Master Thesis

Tracking and approaching persons using Deep Learning techniques

Work default illustration


  • Started: 08/11/2017
  • Finished: 17/09/2018


This project proposes a solution in order to enable a social robot to approach and follow one specific person using a vision based system. The idea is to introduce this features to the robot so that it will be able, int he futur, to autonomously interact with people. To do so, the algorithms developed in the project use Convolutional Neural Networks to identify where is the person given an image provided by the robot camera. In order to accomplish these tasks, two algorithms are created: an object detector using YOLO algorithm and an object tracker using a Siamese network. In order to fully understand how these algorithms work, the methods and architectures on which they are based are explained.
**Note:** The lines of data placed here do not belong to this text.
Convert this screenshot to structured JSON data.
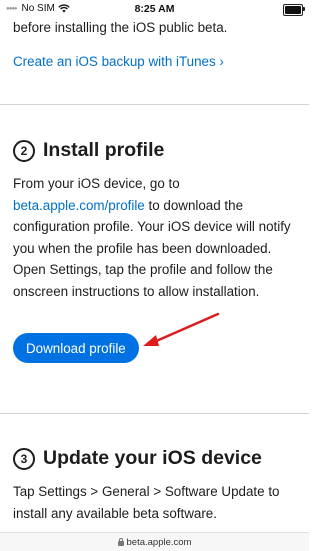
{
  "status_bar": {
    "carrier": "No SIM",
    "time": "8:25 AM"
  },
  "previous_section": {
    "text": "before installing the iOS public beta.",
    "backup_link": "Create an iOS backup with iTunes ›"
  },
  "step2": {
    "number": "2",
    "title": "Install profile",
    "text_before_link": "From your iOS device, go to ",
    "link": "beta.apple.com/profile",
    "text_after_link": " to download the configuration profile. Your iOS device will notify you when the profile has been downloaded. Open Settings, tap the profile and follow the onscreen instructions to allow installation.",
    "button_label": "Download profile"
  },
  "step3": {
    "number": "3",
    "title": "Update your iOS device",
    "text": "Tap Settings > General > Software Update to install any available beta software."
  },
  "url_bar": {
    "url": "beta.apple.com"
  },
  "colors": {
    "accent": "#0071e3",
    "link": "#0070c9",
    "annotation_arrow": "#e01b1b"
  }
}
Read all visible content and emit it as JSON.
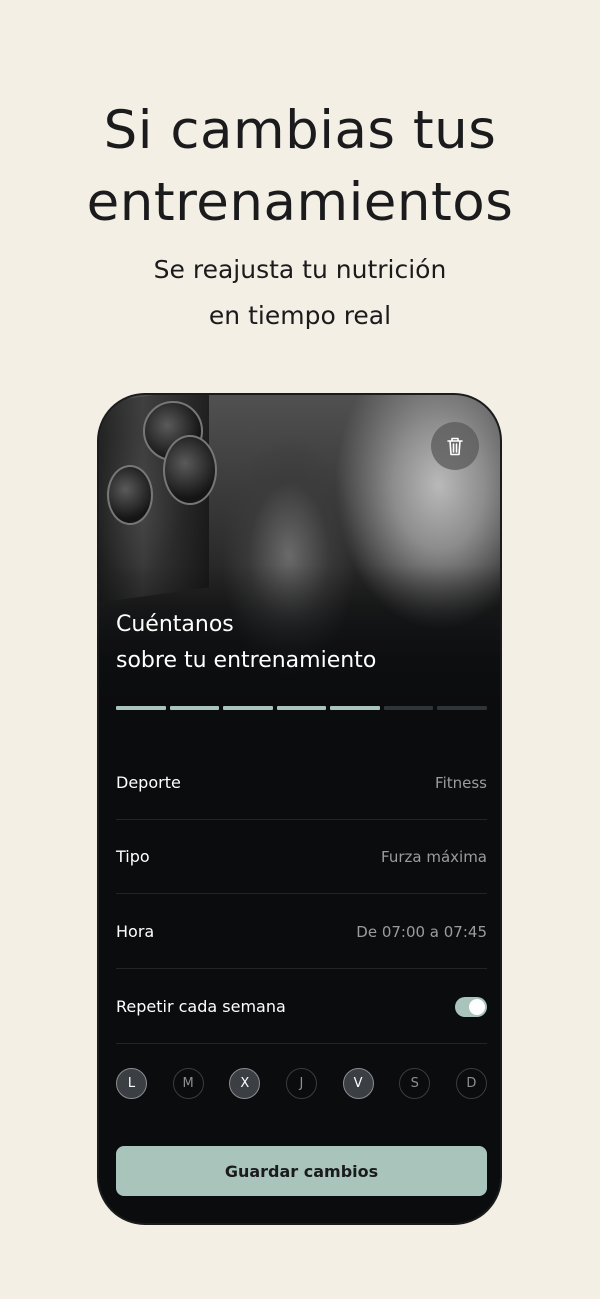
{
  "promo": {
    "title": "Si cambias tus\nentrenamientos",
    "subtitle": "Se reajusta tu nutrición\nen tiempo real"
  },
  "screen": {
    "header_title": "Cuéntanos\nsobre tu entrenamiento",
    "trash_icon": "trash-icon",
    "progress": {
      "filled": 5,
      "total": 7,
      "fill_color": "#a9c4bb",
      "empty_color": "#2e3438"
    },
    "rows": [
      {
        "label": "Deporte",
        "value": "Fitness"
      },
      {
        "label": "Tipo",
        "value": "Furza máxima"
      },
      {
        "label": "Hora",
        "value": "De 07:00 a 07:45"
      }
    ],
    "repeat": {
      "label": "Repetir cada semana",
      "enabled": true
    },
    "days": [
      {
        "label": "L",
        "selected": true
      },
      {
        "label": "M",
        "selected": false
      },
      {
        "label": "X",
        "selected": true
      },
      {
        "label": "J",
        "selected": false
      },
      {
        "label": "V",
        "selected": true
      },
      {
        "label": "S",
        "selected": false
      },
      {
        "label": "D",
        "selected": false
      }
    ],
    "save_label": "Guardar cambios"
  },
  "colors": {
    "background": "#f3efe4",
    "accent": "#a9c4bb",
    "screen_bg": "#0b0c0e"
  }
}
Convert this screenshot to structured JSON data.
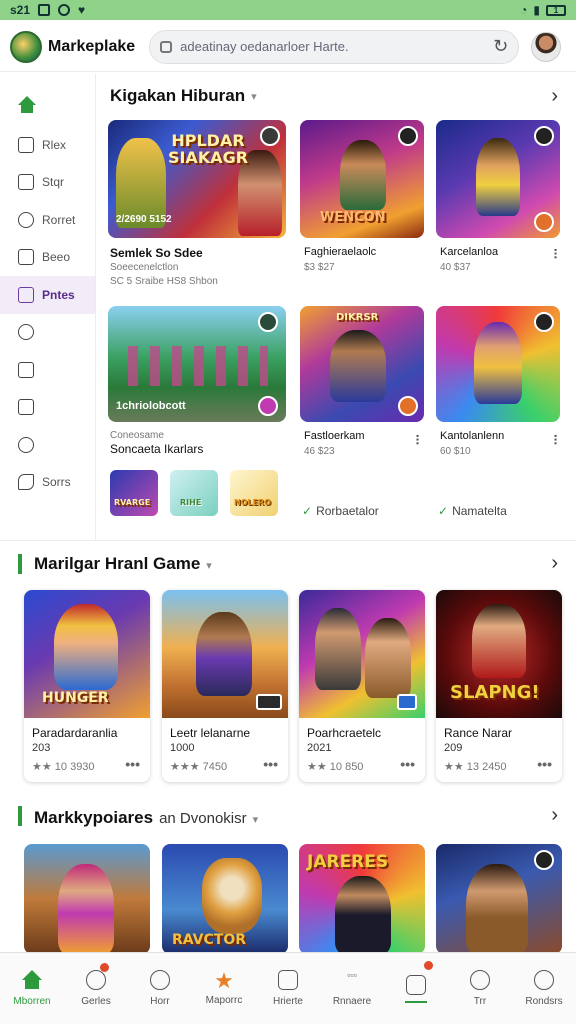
{
  "statusbar": {
    "time": "s21",
    "battery": "1"
  },
  "header": {
    "app_title": "Markeplake",
    "search_placeholder": "adeatinay oedanarloer Harte."
  },
  "sidebar": {
    "items": [
      {
        "label": ""
      },
      {
        "label": "Rlex"
      },
      {
        "label": "Stqr"
      },
      {
        "label": "Rorret"
      },
      {
        "label": "Beeo"
      },
      {
        "label": "Pntes"
      },
      {
        "label": ""
      },
      {
        "label": ""
      },
      {
        "label": ""
      },
      {
        "label": ""
      },
      {
        "label": "Sorrs"
      }
    ]
  },
  "section1": {
    "title": "Kigakan Hiburan",
    "tiles": [
      {
        "art": "HPLDAR SIAKAGR",
        "caption": "2/2690 5152",
        "title": "Semlek So Sdee",
        "sub1": "Soeecenelctlon",
        "sub2": "SC 5 Sraibe HS8 Shbon"
      },
      {
        "art": "WENCON",
        "title": "Faghieraelaolc",
        "sub1": "$3 $27"
      },
      {
        "art": "",
        "title": "Karcelanloa",
        "sub1": "40 $37"
      },
      {
        "art": "",
        "caption": "1chriolobcott",
        "title": "Soncaeta Ikarlars",
        "sub1": "Coneosame"
      },
      {
        "art": "DIKRSR",
        "title": "Fastloerkam",
        "sub1": "46 $23"
      },
      {
        "art": "",
        "title": "Kantolanlenn",
        "sub1": "60 $10"
      }
    ],
    "small_thumbs": [
      {
        "art": "RVARGE"
      },
      {
        "art": "RIHE"
      },
      {
        "art": "NOLERO"
      }
    ],
    "links": [
      "Rorbaetalor",
      "Namatelta"
    ]
  },
  "section2": {
    "title": "Marilgar Hranl Game",
    "cards": [
      {
        "art": "HUNGER",
        "title": "Paradardaranlia",
        "year": "203",
        "rating": "★★ 10 3930"
      },
      {
        "art": "",
        "title": "Leetr lelanarne",
        "year": "1000",
        "rating": "★★★ 7450"
      },
      {
        "art": "",
        "title": "Poarhcraetelc",
        "year": "2021",
        "rating": "★★ 10 850"
      },
      {
        "art": "SLAPNG!",
        "title": "Rance Narar",
        "year": "209",
        "rating": "★★ 13 2450"
      }
    ]
  },
  "section3": {
    "title": "Markkypoiares",
    "extra": "an Dvonokisr",
    "cards": [
      {
        "art": ""
      },
      {
        "art": "RAVCTOR"
      },
      {
        "art": "JARERES"
      },
      {
        "art": ""
      }
    ]
  },
  "bottom_nav": [
    {
      "label": "Mborren"
    },
    {
      "label": "Gerles"
    },
    {
      "label": "Horr"
    },
    {
      "label": "Maporrc"
    },
    {
      "label": "Hrierte"
    },
    {
      "label": "Rnnaere"
    },
    {
      "label": ""
    },
    {
      "label": "Trr"
    },
    {
      "label": "Rondsrs"
    }
  ],
  "colors": {
    "accent": "#2e9a3e",
    "status_bar": "#8fd38a",
    "active_sidebar": "#6a3aa0",
    "notification": "#e04a2a"
  }
}
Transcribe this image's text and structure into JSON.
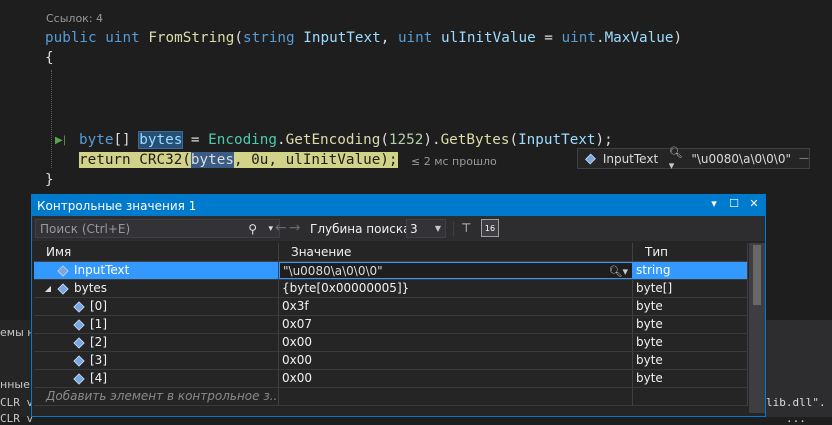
{
  "editor": {
    "codelens": "Ссылок: 4",
    "signature": {
      "kw1": "public",
      "kw2": "uint",
      "method": "FromString",
      "paren_open": "(",
      "p1_type": "string",
      "p1_name": "InputText",
      "comma": ", ",
      "p2_type": "uint",
      "p2_name": "ulInitValue",
      "eq": " = ",
      "p2_default_type": "uint",
      "dot": ".",
      "p2_default_member": "MaxValue",
      "paren_close": ")"
    },
    "brace_open": "{",
    "brace_close": "}",
    "line1": {
      "type": "byte",
      "brackets": "[] ",
      "var": "bytes",
      "eq": " = ",
      "cls": "Encoding",
      "dot1": ".",
      "m1": "GetEncoding",
      "lp1": "(",
      "num": "1252",
      "rp1": ").",
      "m2": "GetBytes",
      "lp2": "(",
      "arg": "InputText",
      "end": ");"
    },
    "line2": {
      "kw": "return ",
      "fn": "CRC32(",
      "arg1": "bytes",
      "rest": ", 0u, ulInitValue);"
    },
    "perf_tip": "≤ 2 мс прошло"
  },
  "datatip": {
    "name": "InputText",
    "value": "\"\\u0080\\a\\0\\0\\0\""
  },
  "watch": {
    "title": "Контрольные значения 1",
    "search_placeholder": "Поиск (Ctrl+E)",
    "depth_label": "Глубина поиска:",
    "depth_value": "3",
    "columns": {
      "name": "Имя",
      "value": "Значение",
      "type": "Тип"
    },
    "rows": [
      {
        "name": "InputText",
        "value": "\"\\u0080\\a\\0\\0\\0\"",
        "type": "string"
      },
      {
        "name": "bytes",
        "value": "{byte[0x00000005]}",
        "type": "byte[]"
      },
      {
        "name": "[0]",
        "value": "0x3f",
        "type": "byte"
      },
      {
        "name": "[1]",
        "value": "0x07",
        "type": "byte"
      },
      {
        "name": "[2]",
        "value": "0x00",
        "type": "byte"
      },
      {
        "name": "[3]",
        "value": "0x00",
        "type": "byte"
      },
      {
        "name": "[4]",
        "value": "0x00",
        "type": "byte"
      }
    ],
    "add_placeholder": "Добавить элемент в контрольное з..."
  },
  "background": {
    "frag1": "емы н",
    "frag2": "нные и",
    "frag3": "CLR v",
    "frag4": "CLR v",
    "frag_right1": "lib.dll\".",
    "frag_right2": "..."
  },
  "colors": {
    "accent": "#007acc",
    "selection": "#3399ff",
    "editor_bg": "#1e1e1e",
    "keyword": "#569cd6",
    "type": "#4ec9b0",
    "statement_highlight": "#d2d288"
  }
}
Also, one of the algorithms is attempted to train with Google Colaboratory, even though the training results aren’t used in the final implementation. Different recordings are filmed teleoperating the robot simulating real approaching and following operations. Each recording is then labelled frame by frame to use this data in the training. Since the results of the training aren’t used in the final implementation, the recordings are used to test how well the final implementation is able to track the target in a frame. Therefore, different metrics are evaluated in the recordings, separating the ”approaching operation” videos from the ”following operation” videos, thus obtaining separated results for the two operations. Also, since the recordings where filmed considering different light conditions, it is possible to analyze how light variations affect the results when performing both approaching and following operations. These algorithms are run and tested in a Jetson TX2, using the GPU of the embedded device to enhance the performance of the algorithms. The implementation is build using PyTorch.